Peut-être, mais les bons sentiments
ne font pas un bon enseignement. En général, vous n'approuvez guère la
mobilisation émotionnelle.
A.F. : L'opposition
raison-émotion a ses limites. Le sentimentalisme est une menace pour la
raison et l'insensibilité aussi. N'oublions pas Marc Bloch : « Il y a
deux catégories de Français qui ne comprendront jamais rien à
l'Histoire de France, ceux qui refusent de vibrer au sacre de Reims,
ceux qui lisent sans émotion le récit de la Fête de la Fédération. »
Ceux qui refusent de vibrer, ceux qui lisent sans émotion. Les morts ne
sont jamais indifférents. L'histoire et la mémoire doivent être, l'une
et l'autre, animées par le souci de la vérité, et elles relèvent, selon
des modalités certes différentes, de la connaissance sensible.

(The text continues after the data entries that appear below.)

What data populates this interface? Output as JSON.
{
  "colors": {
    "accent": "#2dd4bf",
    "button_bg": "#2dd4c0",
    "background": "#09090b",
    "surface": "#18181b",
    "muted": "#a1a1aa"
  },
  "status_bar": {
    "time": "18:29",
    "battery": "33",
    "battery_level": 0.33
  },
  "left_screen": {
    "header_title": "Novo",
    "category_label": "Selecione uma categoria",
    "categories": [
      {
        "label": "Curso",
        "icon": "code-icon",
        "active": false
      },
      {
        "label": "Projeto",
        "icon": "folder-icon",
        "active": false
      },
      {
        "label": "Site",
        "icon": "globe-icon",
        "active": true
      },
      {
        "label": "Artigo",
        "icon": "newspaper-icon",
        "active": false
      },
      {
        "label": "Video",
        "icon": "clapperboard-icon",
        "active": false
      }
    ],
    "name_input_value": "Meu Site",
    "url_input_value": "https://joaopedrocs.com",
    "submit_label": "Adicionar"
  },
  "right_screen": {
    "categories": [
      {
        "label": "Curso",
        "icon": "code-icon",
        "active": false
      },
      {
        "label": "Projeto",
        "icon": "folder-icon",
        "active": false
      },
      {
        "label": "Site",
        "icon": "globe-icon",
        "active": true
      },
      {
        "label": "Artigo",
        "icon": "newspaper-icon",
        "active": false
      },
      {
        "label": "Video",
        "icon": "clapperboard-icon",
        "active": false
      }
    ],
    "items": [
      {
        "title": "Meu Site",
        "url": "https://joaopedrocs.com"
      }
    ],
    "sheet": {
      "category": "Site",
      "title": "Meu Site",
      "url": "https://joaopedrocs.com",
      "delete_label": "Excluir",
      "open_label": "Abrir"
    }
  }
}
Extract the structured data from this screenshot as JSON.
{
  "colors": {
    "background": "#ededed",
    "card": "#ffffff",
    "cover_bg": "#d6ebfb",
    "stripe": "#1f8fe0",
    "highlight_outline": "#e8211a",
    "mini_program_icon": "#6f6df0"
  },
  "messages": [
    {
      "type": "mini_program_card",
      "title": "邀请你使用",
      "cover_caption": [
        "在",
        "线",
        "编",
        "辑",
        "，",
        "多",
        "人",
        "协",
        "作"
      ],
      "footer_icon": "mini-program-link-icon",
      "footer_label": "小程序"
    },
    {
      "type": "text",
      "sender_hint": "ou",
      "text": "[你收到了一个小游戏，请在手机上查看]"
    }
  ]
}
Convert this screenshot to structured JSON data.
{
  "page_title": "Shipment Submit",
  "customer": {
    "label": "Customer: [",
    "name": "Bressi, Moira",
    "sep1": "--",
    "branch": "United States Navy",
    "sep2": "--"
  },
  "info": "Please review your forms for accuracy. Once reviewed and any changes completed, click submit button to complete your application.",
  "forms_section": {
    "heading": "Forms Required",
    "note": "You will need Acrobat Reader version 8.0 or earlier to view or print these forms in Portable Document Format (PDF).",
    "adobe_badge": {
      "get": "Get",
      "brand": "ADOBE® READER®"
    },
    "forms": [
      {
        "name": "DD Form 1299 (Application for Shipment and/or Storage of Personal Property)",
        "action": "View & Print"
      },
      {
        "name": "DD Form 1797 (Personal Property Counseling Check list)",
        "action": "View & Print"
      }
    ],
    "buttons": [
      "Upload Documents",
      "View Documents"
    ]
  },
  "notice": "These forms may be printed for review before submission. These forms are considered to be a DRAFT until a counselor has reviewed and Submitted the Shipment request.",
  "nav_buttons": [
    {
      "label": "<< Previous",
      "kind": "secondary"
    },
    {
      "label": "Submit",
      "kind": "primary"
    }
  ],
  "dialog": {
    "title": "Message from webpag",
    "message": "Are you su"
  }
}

En somme vous n'appréciez guère l'initiative du président et encore moins les critiques qui pleuvent sur elle ?
A.F. : Je
suis réservé, mais je ne joins pas ma voix au tollé, précisément parce
que ce tollé confirme mon inquiétude. S'il n'y avait pas de conflit
israélo-palestinien, peut-être une telle mesure aurait-elle été
discutée calmement. Aujourd'hui, le calme n'est plus de mise, c'est la
violence et c'est même la haine qui prévaut.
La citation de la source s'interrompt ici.